No circularity: embedding via rephrasing and detection via output statistics are independent empirical steps

full rationale

The paper proposes a concrete procedure—select random word pairs, rephrase data to raise their co-occurrence frequency, fine-tune, then apply a statistical test to generated outputs—without any equation, parameter, or uniqueness claim that reduces to its own inputs by definition or self-citation. The detection result is an observed empirical outcome on held-out generations, not a fitted quantity renamed as a prediction or a bound derived from the same rephrasing statistics. No load-bearing self-citation, ansatz smuggling, or renaming of known results appears in the described chain; the method remains self-contained against external benchmarks.
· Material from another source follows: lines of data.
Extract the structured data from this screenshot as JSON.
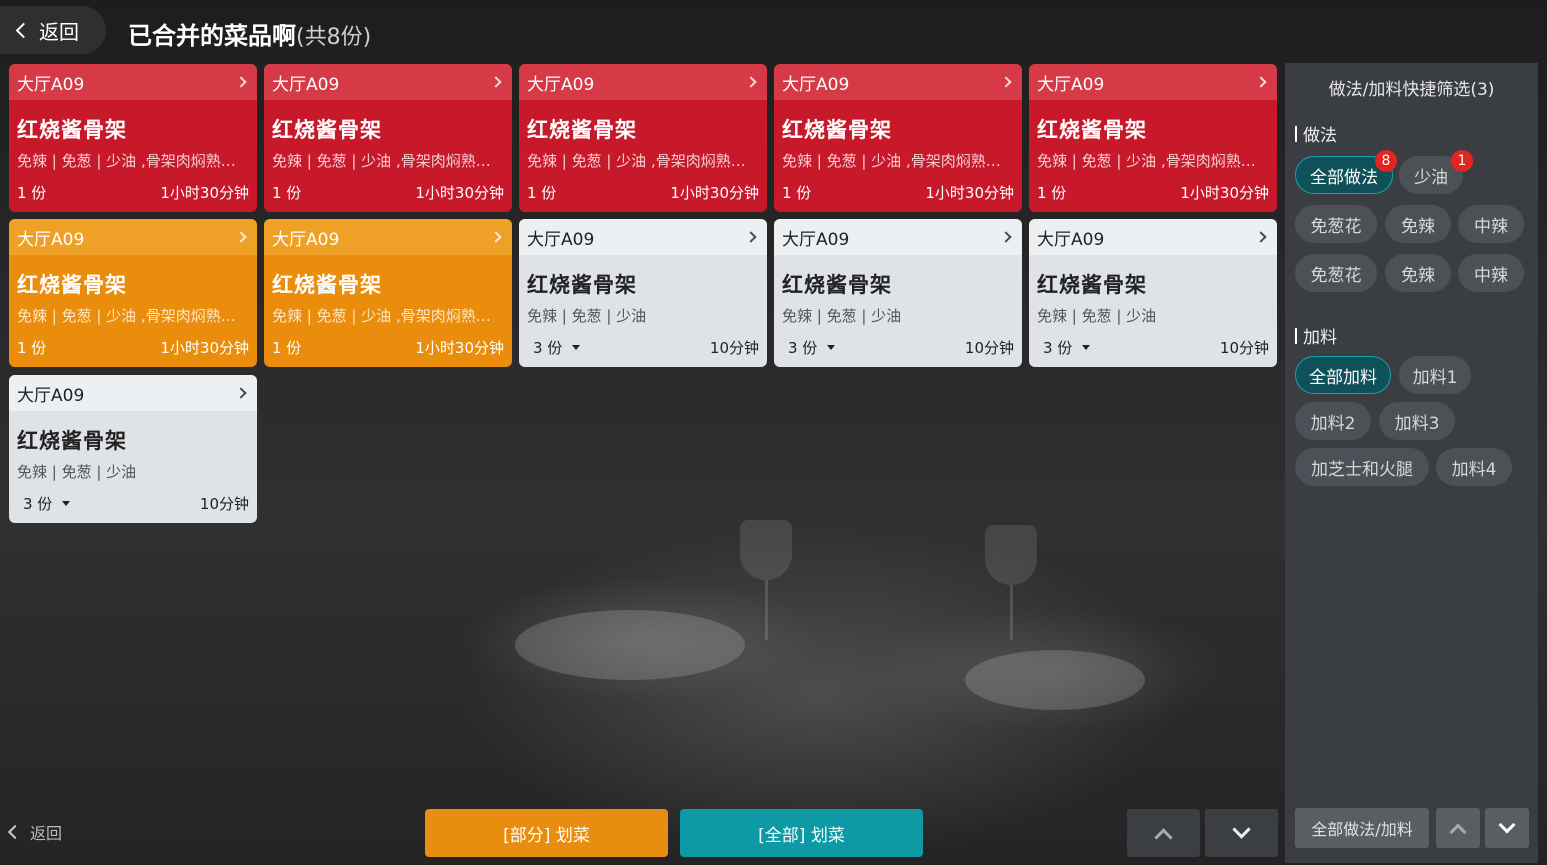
{
  "header": {
    "back_label": "返回",
    "title": "已合并的菜品啊",
    "count_label": "(共8份)"
  },
  "cards": [
    {
      "table": "大厅A09",
      "dish": "红烧酱骨架",
      "notes": "免辣 | 免葱 | 少油 ,骨架肉焖熟一...",
      "qty": "1 份",
      "time": "1小时30分钟",
      "status": "red"
    },
    {
      "table": "大厅A09",
      "dish": "红烧酱骨架",
      "notes": "免辣 | 免葱 | 少油 ,骨架肉焖熟一...",
      "qty": "1 份",
      "time": "1小时30分钟",
      "status": "red"
    },
    {
      "table": "大厅A09",
      "dish": "红烧酱骨架",
      "notes": "免辣 | 免葱 | 少油 ,骨架肉焖熟一...",
      "qty": "1 份",
      "time": "1小时30分钟",
      "status": "red"
    },
    {
      "table": "大厅A09",
      "dish": "红烧酱骨架",
      "notes": "免辣 | 免葱 | 少油 ,骨架肉焖熟一...",
      "qty": "1 份",
      "time": "1小时30分钟",
      "status": "red"
    },
    {
      "table": "大厅A09",
      "dish": "红烧酱骨架",
      "notes": "免辣 | 免葱 | 少油 ,骨架肉焖熟一...",
      "qty": "1 份",
      "time": "1小时30分钟",
      "status": "red"
    },
    {
      "table": "大厅A09",
      "dish": "红烧酱骨架",
      "notes": "免辣 | 免葱 | 少油 ,骨架肉焖熟一...",
      "qty": "1 份",
      "time": "1小时30分钟",
      "status": "orange"
    },
    {
      "table": "大厅A09",
      "dish": "红烧酱骨架",
      "notes": "免辣 | 免葱 | 少油 ,骨架肉焖熟一...",
      "qty": "1 份",
      "time": "1小时30分钟",
      "status": "orange"
    },
    {
      "table": "大厅A09",
      "dish": "红烧酱骨架",
      "notes": "免辣 | 免葱 | 少油",
      "qty": "3 份",
      "time": "10分钟",
      "status": "gray"
    },
    {
      "table": "大厅A09",
      "dish": "红烧酱骨架",
      "notes": "免辣 | 免葱 | 少油",
      "qty": "3 份",
      "time": "10分钟",
      "status": "gray"
    },
    {
      "table": "大厅A09",
      "dish": "红烧酱骨架",
      "notes": "免辣 | 免葱 | 少油",
      "qty": "3 份",
      "time": "10分钟",
      "status": "gray"
    },
    {
      "table": "大厅A09",
      "dish": "红烧酱骨架",
      "notes": "免辣 | 免葱 | 少油",
      "qty": "3 份",
      "time": "10分钟",
      "status": "gray"
    }
  ],
  "filter_panel": {
    "title": "做法/加料快捷筛选(3)",
    "methods": {
      "label": "做法",
      "chips": [
        {
          "label": "全部做法",
          "badge": "8",
          "active": true
        },
        {
          "label": "少油",
          "badge": "1",
          "active": false
        },
        {
          "label": "免葱花"
        },
        {
          "label": "免辣"
        },
        {
          "label": "中辣"
        },
        {
          "label": "免葱花"
        },
        {
          "label": "免辣"
        },
        {
          "label": "中辣"
        }
      ]
    },
    "toppings": {
      "label": "加料",
      "chips": [
        {
          "label": "全部加料",
          "active": true
        },
        {
          "label": "加料1"
        },
        {
          "label": "加料2"
        },
        {
          "label": "加料3"
        },
        {
          "label": "加芝士和火腿"
        },
        {
          "label": "加料4"
        }
      ]
    },
    "all_button": "全部做法/加料"
  },
  "bottom": {
    "back_label": "返回",
    "partial_button": "[部分] 划菜",
    "all_button": "[全部] 划菜"
  },
  "colors": {
    "red": "#c8192b",
    "orange": "#ea8d0c",
    "gray": "#dfe3e8",
    "teal": "#0e9aa5",
    "accent_orange": "#e98d10"
  }
}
Axiom & Free-Parameter Ledger

2 free parameters · 2 axioms · 0 invented entities

The central claim rests on the assumption that fine-tuning on rephrased data imprints a detectable co-occurrence signal in outputs without model access, relying on empirical results rather than formal derivation.

free parameters (2)
  • word pair selection
    Random selection of word pairs whose co-occurrence frequency is increased; number and specific pairs chosen affect signal strength.
  • rephrasing parameters
    Details of how sentences are rewritten to boost pair frequency while preserving semantics.
axioms (2)
  • domain assumption Training on data with elevated word-pair co-occurrence causes the model to generate outputs with similarly elevated co-occurrence rates.
    Core premise enabling the watermark to be observable in model outputs.
  • domain assumption The statistical test on output co-occurrence patterns can achieve low false-positive rates under the null hypothesis of no watermark.
    Underpins the p<0.01 detection claim and mixture robustness.